Two and two makes five. Which is to say that synergy is very much at work in the process of plot development. The whole is ever so much greater than its parts. The writer, in possession of one fact or anecdote or notion or concept or whatever, suddenly gifted with another apparently unrelated fact or anecdote or et cetera, takes one in each hand and automatically turns them this way and that, playing with the purposefulness of a child, trying to see if they’ll fit together.

Let’s get back to Tanner. A full three years after that newsmagazine item, I spent an evening with a numismatic journalist just back from Turkey, where he’d spent a couple of years earning a very precarious living smuggling ancient coins and Roman glass out of the country. Among the stories on which he was dining out was one about a rumor he’d heard of a cache of gold coins secreted in the front stoop of a house in Balekisir, where the Armenian community had presumably hidden its wealth at the time of the Smyrna massacres. He and some associates actually located the house as described by a survivor, broke into the stoop in the dead of night, established that the gold had been there, but also established, alas, that someone had beat them to it by a couple of decades.

Now I hadn’t consciously been carrying my insomniac character around in the forefront of my mind, waiting for a plot to materialize for him. But I must have been carrying him around subconsciously, because shortly after my evening with the journalist I began a book about a young man, his sleep center destroyed by shrapnel, who goes to Turkey and finds that elusive Armenian gold.

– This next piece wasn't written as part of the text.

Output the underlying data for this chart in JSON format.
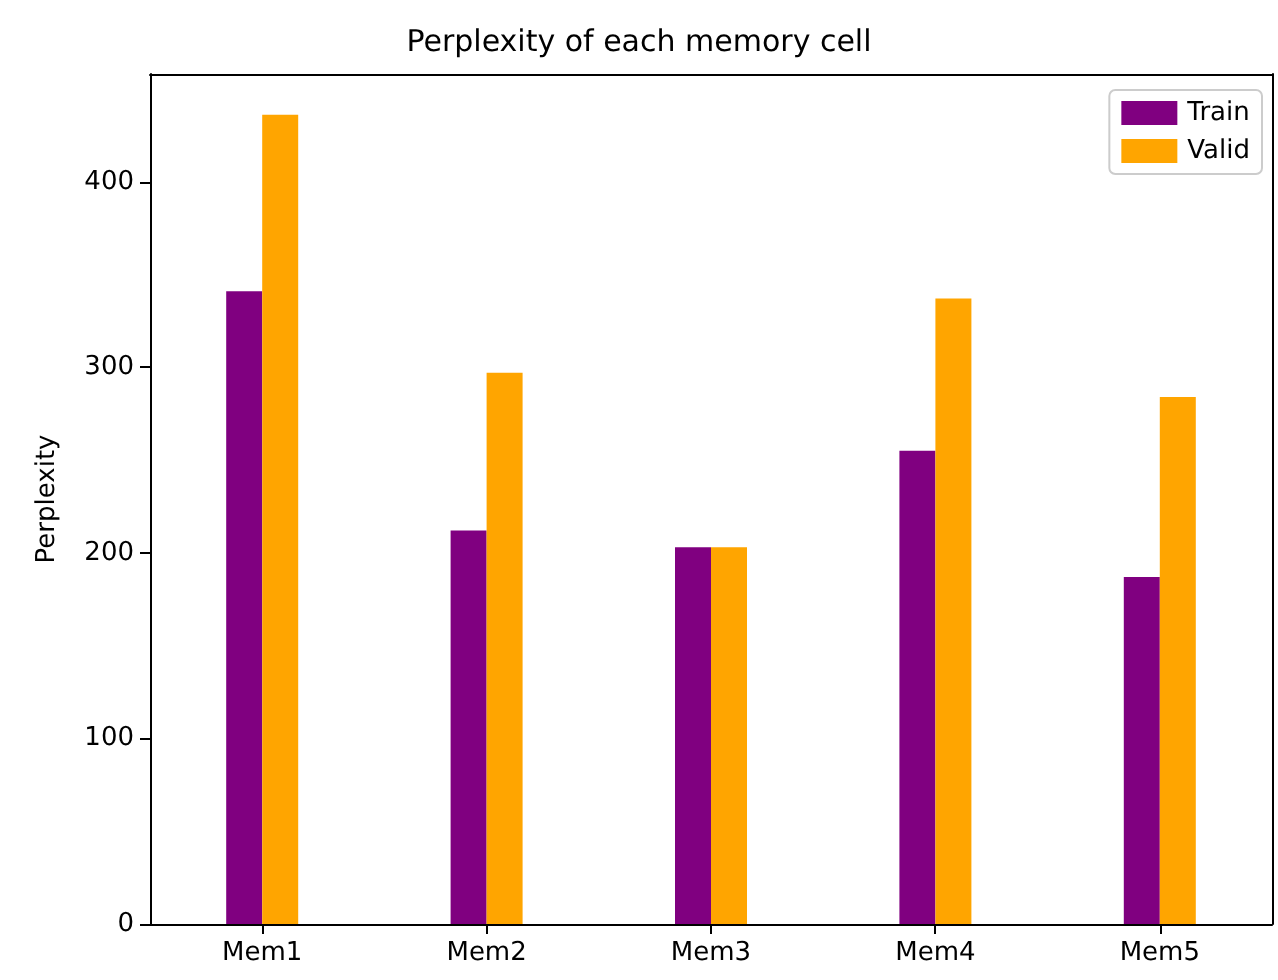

Fawcett published that book as The Thief Who Couldn’t Sleep. For my part, I decided to write more books about Tanner, and there was a point when I could barely pick up a newspaper without running across something that would turn into plot material. Tanner was a devotee of political lost causes and national irredentist movements, and it seemed as though every other story in the first section of the daily New York Times was grist for my mill. By perceiving news stories this way, picking them up and seeing what I could do with them, I was following yet another principle:

Remember what you’re looking for. Here’s an example that happened just a couple of weeks ago. I was with a group of people, and one woman complained about a problem she was having with her upstairs neighbor. He was evidently a drunk, and was given periodically to turning his radio on at top volume and then either leaving the apartment or passing out cold on the floor. Efforts to reach him invariably failed, and the radio blared all night, keeping the woman awake and doing very little for her peace of mind.